The Series C equity and debt funding round was led by Koch Disruptive Technologies (KDT), an investment arm of US industrial conglomerate Koch Industries, alongside new investors including New York-based asset management firm Zimmer Partners. Other existing investors US Venture Partners, Delek US Holdings, Atento Capital, Spider Capital and Arkin Holdings also took part.
Founded in 2014 by Dor Abuhasira, Sagi Blonder, Raviv Raz and Ariel Avital, Percepto has raised more than $120 million in capital from investors to date.
The industrial drone maker uses on-site drones partly powered by robots to automate inspections, emergency response and security for critical infrastructure and industrial sites like electric utilities, power plants, refineries, and mines.
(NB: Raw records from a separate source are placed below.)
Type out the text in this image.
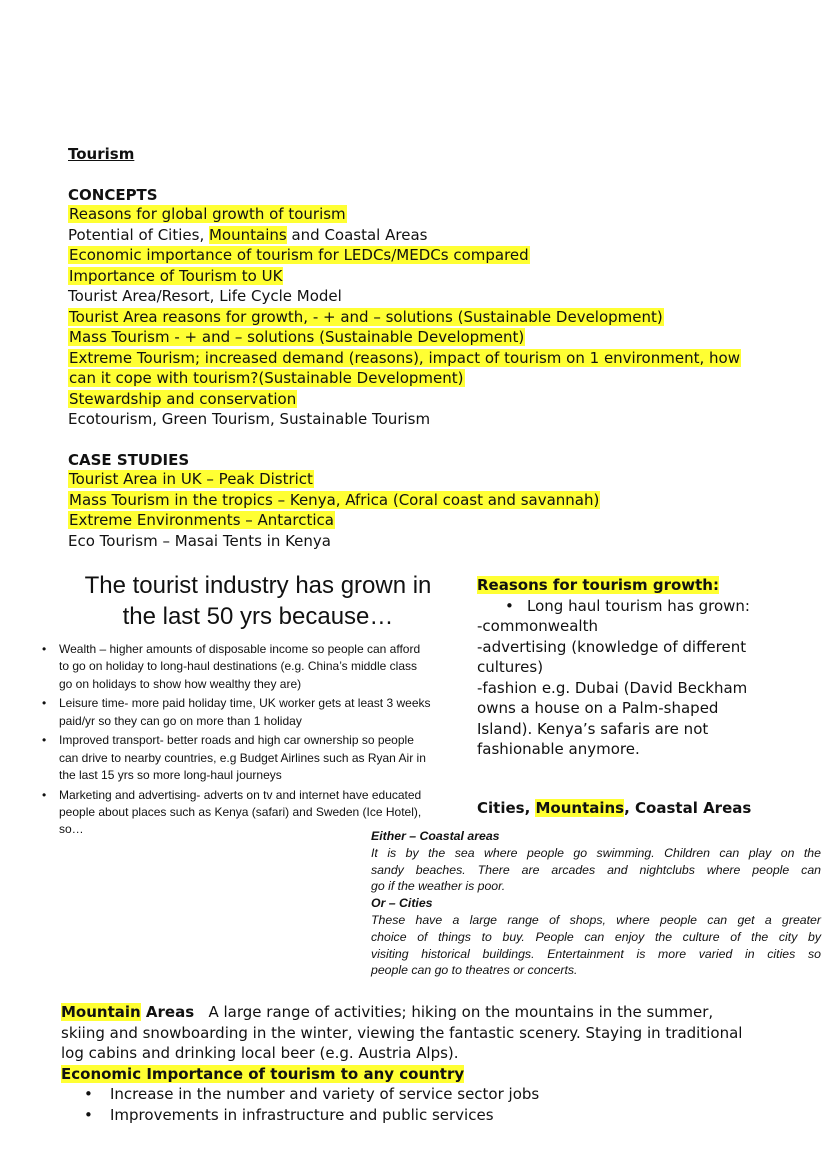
Tourism
CONCEPTS
Reasons for global growth of tourism
Potential of Cities, Mountains and Coastal Areas
Economic importance of tourism for LEDCs/MEDCs compared
Importance of Tourism to UK
Tourist Area/Resort, Life Cycle Model
Tourist Area reasons for growth, - + and – solutions (Sustainable Development)
Mass Tourism - + and – solutions (Sustainable Development)
Extreme Tourism; increased demand (reasons), impact of tourism on 1 environment, how
can it cope with tourism?(Sustainable Development)
Stewardship and conservation
Ecotourism, Green Tourism, Sustainable Tourism
CASE STUDIES
Tourist Area in UK – Peak District
Mass Tourism in the tropics – Kenya, Africa (Coral coast and savannah)
Extreme Environments – Antarctica
Eco Tourism – Masai Tents in Kenya
The tourist industry has grown in
the last 50 yrs because…
• Wealth – higher amounts of disposable income so people can afford
to go on holiday to long-haul destinations (e.g. China’s middle class
go on holidays to show how wealthy they are)
• Leisure time- more paid holiday time, UK worker gets at least 3 weeks
paid/yr so they can go on more than 1 holiday
• Improved transport- better roads and high car ownership so people
can drive to nearby countries, e.g Budget Airlines such as Ryan Air in
the last 15 yrs so more long-haul journeys
• Marketing and advertising- adverts on tv and internet have educated
people about places such as Kenya (safari) and Sweden (Ice Hotel),
so…
Reasons for tourism growth:
• Long haul tourism has grown:
-commonwealth
-advertising (knowledge of different
cultures)
-fashion e.g. Dubai (David Beckham
owns a house on a Palm-shaped
Island). Kenya’s safaris are not
fashionable anymore.
Cities, Mountains, Coastal Areas
Either – Coastal areas
It is by the sea where people go swimming. Children can play on the
sandy beaches. There are arcades and nightclubs where people can
go if the weather is poor.
Or – Cities
These have a large range of shops, where people can get a greater
choice of things to buy. People can enjoy the culture of the city by
visiting historical buildings. Entertainment is more varied in cities so
people can go to theatres or concerts.
Mountain Areas   A large range of activities; hiking on the mountains in the summer,
skiing and snowboarding in the winter, viewing the fantastic scenery. Staying in traditional
log cabins and drinking local beer (e.g. Austria Alps).
Economic Importance of tourism to any country
• Increase in the number and variety of service sector jobs
• Improvements in infrastructure and public services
The drones can be deployed, for example, for autonomous power grid inspections and are equipped with software and computer vision technology that automatically uploads images and video of power lines to a management system in the cloud. Data and information collection are analyzed by advanced AI algorithms for the detection of the slightest changes and faults. The system automatically sends notification alerts of issues such as gas leaks or overheating to users so they can quickly address any problems that need attention before they escalate into costly incidents, such as network failures.
Last month, Percepto was granted a waiver from the US Federal Aviation Administration (FAA) that the firm says paves the way for “mass autonomous drone deployments across the US.”
The FAA issued a so-called nationwide “beyond-visual-line-of-sight,” or BVLOS waiver, allowing the company to provide any US critical infrastructure site with remotely operated automated drones that perform tasks that would otherwise be done manually without the need for individual site specific regulatory approval. The waiver removes logistical and cost barriers, such as the need for radars or people on the ground, Percepto said in a statement.
Under the terms of the waiver, Percepto is permitted to operate BVLOS drone flights 200 feet above and around assets located on critical infrastructure sites.
“Organizations are increasingly discovering the benefits of autonomous and remote drone operations to automate facility inspections and data analysis across their sites,” said Abuhasira, Percepto’s co-founder and CEO. “With this new round of funding, new strategic investors, and the new regulations that significantly increase the access to using autonomous drones, the conditions are ripe for the autonomous drone market to expand, and for Percepto to meet the growing demand for automated drone inspections and monitoring at industrial sites.”
Percepto has a research and development center in Modiin and offices in the US, and employs more than 70 people. Its software and hardware solutions are used by Fortune 500 customers across six continents including Siemens Energy, Delek US, Koch Industries companies, ICL Dead Sea Works, Italy’s Enel, Florida Power and Light, and Johnson Controls.